18 Mar Meeting the Jesuit Scholastics at Regis College: Kevin Kelly
Kevin was born in Ottawa, Ontario, never thinking he would one day be a Jesuit or be studying to be a priest. After finishing high school and long before entering the Jesuits in 2011, Kevin moved to New York City and attended the Herbert Berghof Studios, a theatre school, in order to be a famous actor. That didn’t work out (but you should ask him about working for a restaurant that catered dinner parties at Jacqueline Kennedy Onassis’s apartment on 5th Avenue). He then studied physiology and vaccinology at the University of Toronto before starting a 12-year career with the pharmaceutical company, Merck & Co. While at Merck, he lived in Montreal, Toronto, Philadelphia, Munich (Germany) and Zurich (Switzerland), researching and marketing several different products and vaccines. Many have told him–half-jokingly–that becoming a Jesuit was redemption for a “sinful” life working for a big, bad, multinational company. He sees it very differently: these were invaluable experiences that taught him a lot about people, success, loneliness, work ethic and the struggle of trying to find God active in our world (so very Ignatian!!). Kevin is now a Jesuit Scholastic, back in Toronto, still studying, working to finish his M.Div. at Regis College in the next year. He also has the privilege of working with the Ignatian Spirituality Project (ISP). ISP is a retreat and community-building program for men and women who are in recovery from addiction and who have experienced homelessness. ISP is a practical theology project, endorsed in Regis College’s strategic plan for 2018-23 and led by several Regis students and alumni/ae.
1) What is one of your favourite parts about studying theology at Regis College?
I love that Regis courses are designed to provide a solid foundation in scripture, history, systematics, moral and pastoral theology while at the same time helping us to apply this knowledge to real life situations.
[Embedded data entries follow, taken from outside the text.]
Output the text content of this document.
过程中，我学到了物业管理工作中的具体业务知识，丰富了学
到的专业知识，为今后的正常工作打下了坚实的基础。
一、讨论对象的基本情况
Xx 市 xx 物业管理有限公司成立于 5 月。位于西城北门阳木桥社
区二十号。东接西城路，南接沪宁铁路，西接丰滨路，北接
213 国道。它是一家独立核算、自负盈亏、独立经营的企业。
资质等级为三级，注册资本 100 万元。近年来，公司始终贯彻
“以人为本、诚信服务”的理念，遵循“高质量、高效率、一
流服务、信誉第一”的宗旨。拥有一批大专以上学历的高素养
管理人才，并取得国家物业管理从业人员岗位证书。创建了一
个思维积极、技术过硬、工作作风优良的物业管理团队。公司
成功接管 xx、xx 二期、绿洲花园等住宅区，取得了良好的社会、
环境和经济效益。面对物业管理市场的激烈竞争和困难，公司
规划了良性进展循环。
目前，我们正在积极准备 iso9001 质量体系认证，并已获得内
2) How do you put theological studies into practical application?
I like to distinguish pastoral theology (the approach or way we encounter and serve others) from practical theology (the application of acquired knowledge and our pastoral approach in very concrete ways). ISP is an example of practical theology: learning from those we serve, offering our experience of God to those who are interested, and finding God’s active presence in many of the most vulnerable people in our community, those who feel lost, lonely and abandoned. As with most good practical theological works, those “serving” get far more out of the experience that those being supported.
3) How does this type of work relate to the larger Jesuit mission?
Father General Arturo Sosa, the global leader of the Jesuits, has recently announced the Universal Apostolic Preferences for the Society of Jesus. These preferences are: to show the way to God through the Spiritual Exercises and discernment; to walk with the poor, the outcasts of the world, those whose dignity has been violated, in a mission of reconciliation and justice; to accompany young people in the creation of a hope-filled future; and to collaborate in the care of our Common Home. ISP’s activities are on the frontline of these preferences, supporting those whose struggle to find God’s love and care in their lives through an experience of the Spiritual Exercises and the creation of a caring, supportive community.
5) What have you found most valuable about the community at Regis College and why?
I love the mix of students that Regis attracts: different ages, cultural backgrounds, experiences of God, ways of seeing the world, and most important, diversity in approaches to living out our Catholic faith. In Laudato Si, Pope Francis stresses the importance of dialogue, of meeting each person where they are, as a way of helping each of us to grow in understanding, respect and tolerance. The Regis community helps me to do this in very real ways. It is a huge part of my growth as a Christian and in my Jesuit vocation.